Son œuvre-palais n’est pas un délire absurde et échevelé, mais réfléchi, foisonnant, inspiré largement par ses lectures assoiffées des catalogues mais surtout des rares revues de l’époque qu’il livrait dans la campagne, "Magasin pittoresque", "Revue Illustrée"...
On reconnaît dans son ouvrage l’inspiration des palais d’Inde, peut-être d’Angkor-Vat, mais on peut y voir aussi selon l’optimisme du moment les branches mortes de forêts figées qui resteraient d’un village inondé par un lac de barrage, ou au contraire les flammes d’un feu de joie sacré.

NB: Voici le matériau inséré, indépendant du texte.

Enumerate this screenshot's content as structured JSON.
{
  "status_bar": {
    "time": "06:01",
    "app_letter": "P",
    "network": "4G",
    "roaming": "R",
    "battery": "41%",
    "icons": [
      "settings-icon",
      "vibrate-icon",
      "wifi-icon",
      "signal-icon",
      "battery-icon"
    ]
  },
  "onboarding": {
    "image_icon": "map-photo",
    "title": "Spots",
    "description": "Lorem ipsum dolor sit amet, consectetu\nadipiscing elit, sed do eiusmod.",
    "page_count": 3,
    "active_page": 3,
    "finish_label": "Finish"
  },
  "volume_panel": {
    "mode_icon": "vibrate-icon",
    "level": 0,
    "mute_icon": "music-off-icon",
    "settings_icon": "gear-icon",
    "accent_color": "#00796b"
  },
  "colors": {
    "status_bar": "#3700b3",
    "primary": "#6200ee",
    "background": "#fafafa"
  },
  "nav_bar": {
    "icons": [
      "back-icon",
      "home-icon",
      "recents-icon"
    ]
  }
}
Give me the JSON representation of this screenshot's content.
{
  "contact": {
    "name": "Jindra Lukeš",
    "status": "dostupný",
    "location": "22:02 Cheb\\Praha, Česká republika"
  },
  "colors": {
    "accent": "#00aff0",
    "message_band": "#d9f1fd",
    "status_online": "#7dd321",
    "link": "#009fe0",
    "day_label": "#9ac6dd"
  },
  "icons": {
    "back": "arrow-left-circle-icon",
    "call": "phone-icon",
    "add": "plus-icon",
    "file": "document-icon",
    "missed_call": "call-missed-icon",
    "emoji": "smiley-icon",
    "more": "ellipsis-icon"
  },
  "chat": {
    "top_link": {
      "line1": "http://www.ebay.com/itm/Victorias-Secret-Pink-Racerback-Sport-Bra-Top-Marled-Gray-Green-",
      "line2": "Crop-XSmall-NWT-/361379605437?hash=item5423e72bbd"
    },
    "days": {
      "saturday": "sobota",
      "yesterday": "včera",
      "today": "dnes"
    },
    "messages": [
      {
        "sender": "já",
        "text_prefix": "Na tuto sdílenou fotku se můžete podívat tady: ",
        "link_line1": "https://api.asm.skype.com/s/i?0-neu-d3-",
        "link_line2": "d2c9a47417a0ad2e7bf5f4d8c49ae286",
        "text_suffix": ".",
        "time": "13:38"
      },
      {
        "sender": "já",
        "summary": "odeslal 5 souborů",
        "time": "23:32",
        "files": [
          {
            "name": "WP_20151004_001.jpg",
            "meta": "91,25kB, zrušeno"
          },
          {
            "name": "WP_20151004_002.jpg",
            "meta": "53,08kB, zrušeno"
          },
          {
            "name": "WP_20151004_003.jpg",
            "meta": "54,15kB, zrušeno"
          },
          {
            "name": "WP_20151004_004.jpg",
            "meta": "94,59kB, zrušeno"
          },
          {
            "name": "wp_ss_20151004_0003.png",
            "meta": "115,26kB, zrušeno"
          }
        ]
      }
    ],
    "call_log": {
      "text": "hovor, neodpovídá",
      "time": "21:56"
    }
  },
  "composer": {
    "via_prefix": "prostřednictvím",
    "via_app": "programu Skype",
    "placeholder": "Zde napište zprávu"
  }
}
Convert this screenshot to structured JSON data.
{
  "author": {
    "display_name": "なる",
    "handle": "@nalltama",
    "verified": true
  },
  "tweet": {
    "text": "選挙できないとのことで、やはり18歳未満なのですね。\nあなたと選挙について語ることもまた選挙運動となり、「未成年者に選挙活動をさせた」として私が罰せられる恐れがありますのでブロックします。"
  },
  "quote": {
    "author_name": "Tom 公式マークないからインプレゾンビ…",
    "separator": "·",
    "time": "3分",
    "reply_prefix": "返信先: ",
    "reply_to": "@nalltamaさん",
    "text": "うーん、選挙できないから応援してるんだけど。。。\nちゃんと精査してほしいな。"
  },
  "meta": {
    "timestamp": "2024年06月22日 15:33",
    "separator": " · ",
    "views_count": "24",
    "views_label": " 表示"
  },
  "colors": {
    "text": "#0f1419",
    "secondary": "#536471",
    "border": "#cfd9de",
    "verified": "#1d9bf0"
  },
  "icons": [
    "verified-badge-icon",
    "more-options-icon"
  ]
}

Ce sont des terrasses, des "chemins de ronde", de petites galeries basses, des calices de pierre qui peuvent aussi être palmiers ou torche de flammes, d’immenses personnages, et de multiples représentations naïves et fortes d’un bestiaire varié, des gargouilles ricanantes et maladroites.
Aucune surface n’est laissée nue.
Le tout concentré sur 25 mètres de long, pas plus de 10 mètres en sa plus grande largeur, et autant en hauteur.
Modeste et immense. Eblouissant dans la belle lumière de fin juillet.
Particulièrement quand on le contemple depuis une sorte de perron-terrasse isolé qu'il a fabriqué de sa main, sous lequel il a figuré un cadran solaire.
Une fascination presque stupéfaite, une puissante impression de sérénité et d’harmonie, très attachante, que l’on doit probablement à la mise en scène du palais bien dégagé au centre d’un espace largement dimensionné, aéré, qui fut le pauvre jardin du facteur.
L’atmosphère est celle d’un lieu heureux, enthousiasmant, souriant, exaltant, étonnant, qui interroge, parfois émeut.
Une magnifique utopie, l’exultation d’un désordre onirique très organisé, la transcription aboutie d’une passion, le grandiose à échelle humaine.
Loin de stupides insultes dont fut qualifiée son œuvre et du mépris de l'auteur de la part des technocrates académistes de la "Culture" des années 60, leur ministre André Malraux estimait à juste titre le palais comme une œuvre d’art exceptionnelle et le fait classer en 1969.
Malraux le mythomane et ses tics d'ancien cocaïnomane, destructeur de bas-reliefs, voleur d'antiquités sacrées khmères, reconnaissait peut-être ici l'inspiration d'Angkor Vat et chez Ferdinand un peu de son propre bouillonnant délire.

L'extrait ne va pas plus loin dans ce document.